At an annual meeting of defense and security officials, the Pentagon chief said past efforts to cajole North Korea into scrapping its nuclear weapons program have only emboldened it.
North Korea's yearslong use of scare tactics as a bargaining chip to secure aid and other concessions - only to later renege on promises - has worn thin the patience of five nations negotiating with the North, Gates said.
"I think that everyone in the room is familiar with the tactics that the North Koreans use. They create a crisis and the rest of us pay a price to return to the status quo ante," he said in a question and answer session after his speech at the Shangri-La Dialogue.
"As the expression goes in the United States, `I am tired of buying the same horse twice.' I think this notion that we buy our way back to the status quo ante is an approach that I personally at least think we ought to think very hard about. There are perhaps other ways to try and get the North Koreans to change their approach," he said.
The sharp statements were echoed by the South Korean defense minister and even China, North Korea's strongest ally. They reflect fears throughout the region that last week's nuclear and missile tests by North Korea could spiral out of control and lead to fighting.
"President Obama has offered an open hand to tyrannies that unclench their fists. He is hopeful, but he is not naive," Gates said in his speech.
"Likewise, the United States and our allies are open to dialogue, but we will not bend to pressure or provocation. And on this count, North Korea's latest reply to our overtures is not exactly something we would characterize as helpful or constructive. We will not stand idly by as North Korea builds the capability to wreak destruction on any target in Asia - or on us. At the end of the day, the choice to continue as a destitute, international pariah is North Korea's alone to make. The world is waiting."
The North said it would no longer honor a 1953 armistice truce with South Korea after Seoul joined a 90-plus nation security alliance that seeks to curb nuclear trafficking on the seas.
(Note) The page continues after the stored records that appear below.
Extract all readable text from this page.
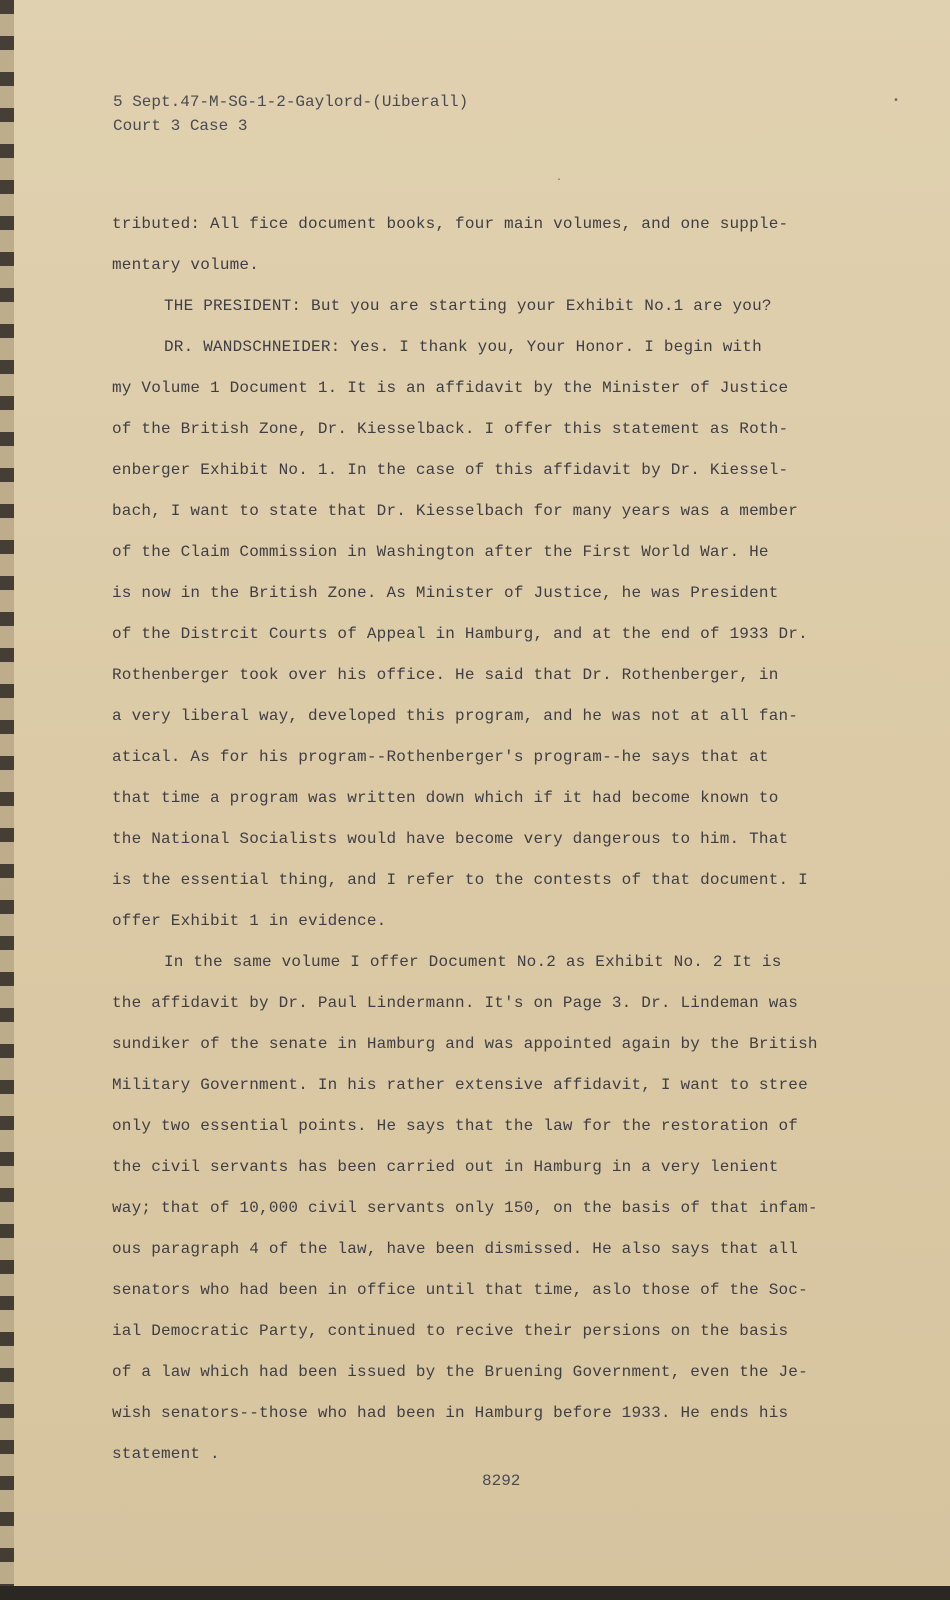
5 Sept.47-M-SG-1-2-Gaylord-(Uiberall)
Court 3 Case 3
•
.
tributed: All fice document books, four main volumes, and one supple-
mentary volume.
THE PRESIDENT: But you are starting your Exhibit No.1 are you?
DR. WANDSCHNEIDER: Yes. I thank you, Your Honor. I begin with
my Volume 1 Document 1. It is an affidavit by the Minister of Justice
of the British Zone, Dr. Kiesselback. I offer this statement as Roth-
enberger Exhibit No. 1. In the case of this affidavit by Dr. Kiessel-
bach, I want to state that Dr. Kiesselbach for many years was a member
of the Claim Commission in Washington after the First World War. He
is now in the British Zone. As Minister of Justice, he was President
of the Distrcit Courts of Appeal in Hamburg, and at the end of 1933 Dr.
Rothenberger took over his office. He said that Dr. Rothenberger, in
a very liberal way, developed this program, and he was not at all fan-
atical. As for his program--Rothenberger's program--he says that at
that time a program was written down which if it had become known to
the National Socialists would have become very dangerous to him. That
is the essential thing, and I refer to the contests of that document. I
offer Exhibit 1 in evidence.
In the same volume I offer Document No.2 as Exhibit No. 2 It is
the affidavit by Dr. Paul Lindermann. It's on Page 3. Dr. Lindeman was
sundiker of the senate in Hamburg and was appointed again by the British
Military Government. In his rather extensive affidavit, I want to stree
only two essential points. He says that the law for the restoration of
the civil servants has been carried out in Hamburg in a very lenient
way; that of 10,000 civil servants only 150, on the basis of that infam-
ous paragraph 4 of the law, have been dismissed. He also says that all
senators who had been in office until that time, aslo those of the Soc-
ial Democratic Party, continued to recive their persions on the basis
of a law which had been issued by the Bruening Government, even the Je-
wish senators--those who had been in Hamburg before 1933. He ends his
statement .
8292
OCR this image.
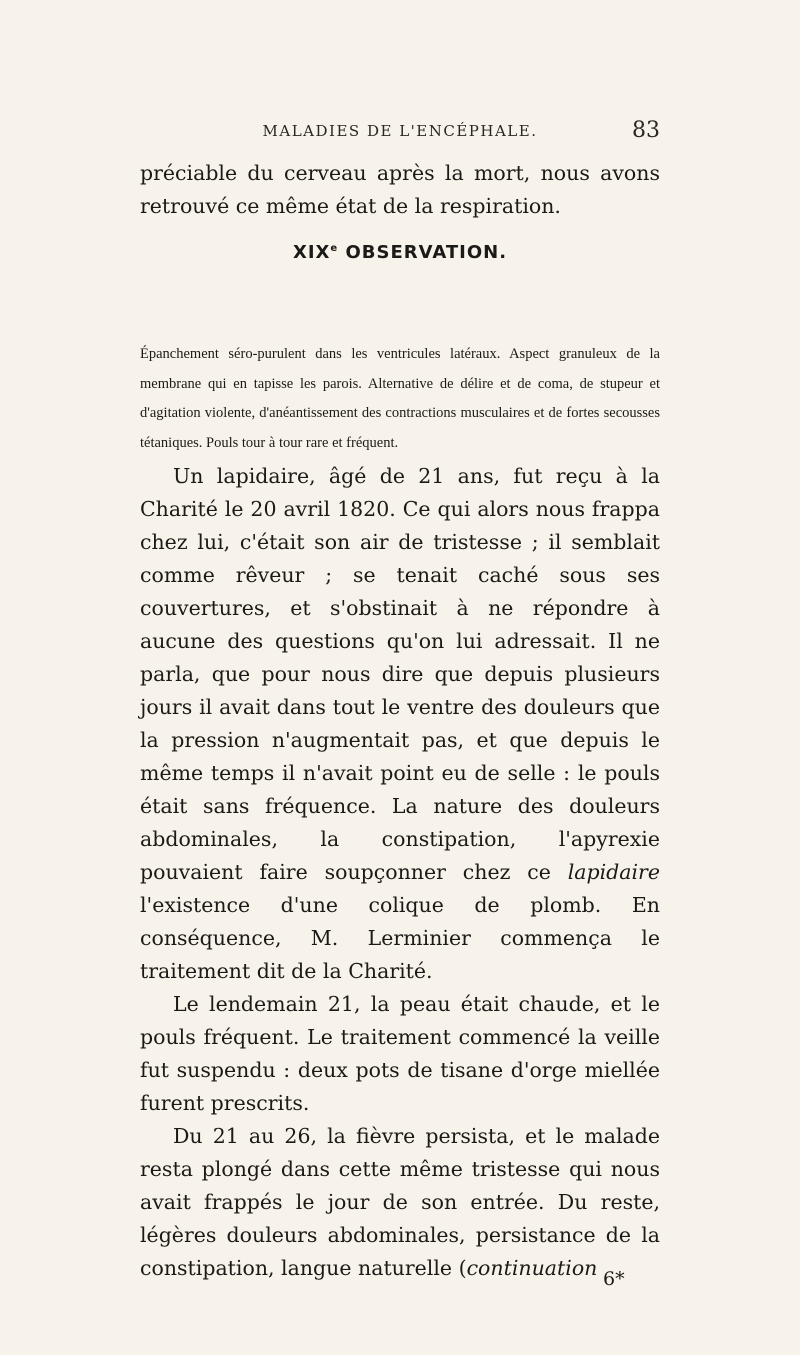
MALADIES DE L'ENCÉPHALE.	83

préciable du cerveau après la mort, nous avons retrouvé ce même état de la respiration.

XIXe OBSERVATION.

Épanchement séro-purulent dans les ventricules latéraux. Aspect granuleux de la membrane qui en tapisse les parois. Alternative de délire et de coma, de stupeur et d'agitation violente, d'anéantissement des contractions musculaires et de fortes secousses tétaniques. Pouls tour à tour rare et fréquent.

Un lapidaire, âgé de 21 ans, fut reçu à la Charité le 20 avril 1820. Ce qui alors nous frappa chez lui, c'était son air de tristesse ; il semblait comme rêveur ; se tenait caché sous ses couvertures, et s'obstinait à ne répondre à aucune des questions qu'on lui adressait. Il ne parla, que pour nous dire que depuis plusieurs jours il avait dans tout le ventre des douleurs que la pression n'augmentait pas, et que depuis le même temps il n'avait point eu de selle : le pouls était sans fréquence. La nature des douleurs abdominales, la constipation, l'apyrexie pouvaient faire soupçonner chez ce lapidaire l'existence d'une colique de plomb. En conséquence, M. Lerminier commença le traitement dit de la Charité.

Le lendemain 21, la peau était chaude, et le pouls fréquent. Le traitement commencé la veille fut suspendu : deux pots de tisane d'orge miellée furent prescrits.

Du 21 au 26, la fièvre persista, et le malade resta plongé dans cette même tristesse qui nous avait frappés le jour de son entrée. Du reste, légères douleurs abdominales, persistance de la constipation, langue naturelle (continuation 6*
Additionally, the U.N. Security Council is drafting financial and military penalties against North Korea as punishment for the weapons testing. Similar penalties approved after the North's 2006 atomic test have been only sporadically enforced, and largely ignored by China and Russia.
"I think that the combination of their progress in developing nuclear technology, and their progress in developing multistage long-range missiles, is a harbinger of a dark future," Gates said. "What is now central to multilateral efforts ... is to try to peacefully stop those programs before they do in fact become a `clear and present danger,' as the expression goes."
Gates also warned North Korea against secretly selling its weapons technology to other outlaw nations.
Later, at what officials called the first-ever meeting among defense chiefs from the U.S., Japan and South Korea, Gates asked his counterparts to begin considering other steps against the North should it continue to escalate is nuclear program. The military leaders did not discuss specific potential actions, but U.S. officials who attended the half-hour meeting said any steps would be taken in self-defense.
South Korean Defense Minister Lee Sang-hee said the talks "could not have come at a better time."
"North Korea perhaps to this point may have mistakenly believed that it could be perhaps rewarded for its wrong behaviors," Lee told reporters. "But that is no longer the case."
Earlier Saturday, Lt. Gen. Ma Xiaotian, the second-in-command of the General Staff of China's military, told the security forum that Beijing "has expressed a firm opposition and grave concern about the nuclear test."
The Obama administration said it planned to send a delegation on Sunday to Tokyo, Seoul, Beijing and possibly Moscow over the next week to discuss how to respond to North Korea.
"The reality is that given the objectives of the six-party talks that were established some years ago, it would be hard to point to them at this point as an example of success," Gates said in response to a question after his speech.
Those countries - the U.S., South Korea, China, Russia and Japan - "need to think freshly about where we go from here."